California passes first U.S. Internet of Things cybersecurity law

Broadly speaking, Internet of Things (IoT) refers to equipping objects with computing devices that enable them to connect to the internet and send and receive data. As the product ecosystems of companies evolve, and as consumers demand increased functionality from their everyday devices, IoT is becoming increasingly commonplace in everything from supply chain management to coffee makers.  

However, these connected “smart” devices create access points into both the device itself, and the larger network to which that device is connected, thereby creating an opportunity for third party hackers with nefarious motives to penetrate the network system. Cybersecurity is a growing concern as it pertains to IoT devices, as a cyber breach could result in not only detrimental financial and reputational consequences, but also bodily injury or property damage.
California recently became the first U.S. state to pass an IoT cybersecurity law. Senate Bill No. 327 was introduced last year and passed the state senate in August 2018. Coming into force on 1 January 2020, the law requires any manufacturer of a device that connects “directly or indirectly” to the internet to equip it with “reasonable” security features designed to prevent unauthorized access, destruction, use, modification, or information disclosure. If the device is equipped with a password outside a local area network, then (1) the preprogrammed password must be unique to each device manufactured, or (2) the device must contain a security feature that requires the user to generate a new password before using the device for the first time. Theoretically, this requirement will prevent hackers from guessing the generic default credentials.

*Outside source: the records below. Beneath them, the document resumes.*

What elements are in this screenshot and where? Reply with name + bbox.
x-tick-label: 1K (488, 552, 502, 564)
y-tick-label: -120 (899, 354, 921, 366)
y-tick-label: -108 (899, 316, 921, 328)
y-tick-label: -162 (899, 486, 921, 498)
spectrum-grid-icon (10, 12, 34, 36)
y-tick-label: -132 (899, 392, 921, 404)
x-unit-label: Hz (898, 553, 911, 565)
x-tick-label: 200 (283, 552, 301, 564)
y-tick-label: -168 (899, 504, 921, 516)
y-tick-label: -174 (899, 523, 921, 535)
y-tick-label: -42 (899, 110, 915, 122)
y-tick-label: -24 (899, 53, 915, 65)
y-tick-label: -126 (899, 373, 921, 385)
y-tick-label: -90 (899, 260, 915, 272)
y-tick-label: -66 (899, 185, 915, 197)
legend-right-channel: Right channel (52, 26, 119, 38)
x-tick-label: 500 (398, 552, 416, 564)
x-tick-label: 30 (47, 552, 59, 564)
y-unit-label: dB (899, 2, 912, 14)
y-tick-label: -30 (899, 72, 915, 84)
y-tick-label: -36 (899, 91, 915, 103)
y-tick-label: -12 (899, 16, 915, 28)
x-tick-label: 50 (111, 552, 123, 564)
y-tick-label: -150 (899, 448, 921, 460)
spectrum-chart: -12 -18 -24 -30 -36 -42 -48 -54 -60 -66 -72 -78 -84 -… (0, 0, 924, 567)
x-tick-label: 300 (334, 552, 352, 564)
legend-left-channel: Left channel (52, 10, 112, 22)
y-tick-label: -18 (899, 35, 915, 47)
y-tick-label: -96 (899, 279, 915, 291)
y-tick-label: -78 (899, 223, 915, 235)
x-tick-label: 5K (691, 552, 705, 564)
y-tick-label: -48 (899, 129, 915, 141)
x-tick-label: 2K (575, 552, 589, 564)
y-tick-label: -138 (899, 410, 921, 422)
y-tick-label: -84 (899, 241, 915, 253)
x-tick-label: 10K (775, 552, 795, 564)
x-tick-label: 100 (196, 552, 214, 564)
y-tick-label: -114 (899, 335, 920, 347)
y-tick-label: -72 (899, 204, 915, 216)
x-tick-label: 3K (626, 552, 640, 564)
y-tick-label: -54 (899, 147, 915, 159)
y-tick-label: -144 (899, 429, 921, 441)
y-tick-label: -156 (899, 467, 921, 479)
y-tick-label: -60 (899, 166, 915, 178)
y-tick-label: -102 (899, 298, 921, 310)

Manufacturers affected will include the person or entity who manufactures, or contracts with another person to manufacture on their behalf, connected devices that are sold or offered for sale in California. While no specific sanctions or fines are set out, the bill states that the Attorney General, a city attorney, a county counsel, or a district attorney shall have the exclusive authority to enforce the legislation.
While the bill has received mixed feedback from cybersecurity experts, the consensus is that it represents a step in the right direction.  While other IoT-related bills have been introduced in the U.S., none have yet been voted on. Canada currently has no dedicated IoT law. The Personal Information Protection and Electronic Documents Act (PIPEDA), the federal legislation which governs the protection of personal information in the course of commercial activities, remains the overarching privacy legislation in Canada. However, whether the data that a particular IoT device collects represents personal information, as defined within PIPEDA, is a discussion too nuanced for the scope of this article.
As a compliment to robust internal compliance mechanisms, cyber liability insurance can help organizations, including manufacturers, looking to transfer some of the risk that can arise out of a cyber or privacy breach or non-compliance with privacy laws. A cyber policy provides coverage for the costs an organization incurs to manage a cyber or privacy breach. The policy also covers defence costs, judgments and settlements where the organization is involved in third party litigation or a regulatory proceeding. If the cyber liability insurance policy contains robust wording, coverage may be available for fines for non-compliance with privacy legislation, if those fines are insurable under the law. For those organizations using connected devices, coverage for bodily injury or property damage that results from an IoT-related hack may be available through an endorsement or rider added to a property insurance policy. If this is a concern for your organization, an experienced insurance broker will be able to advise you of appropriate risk transfer solutions.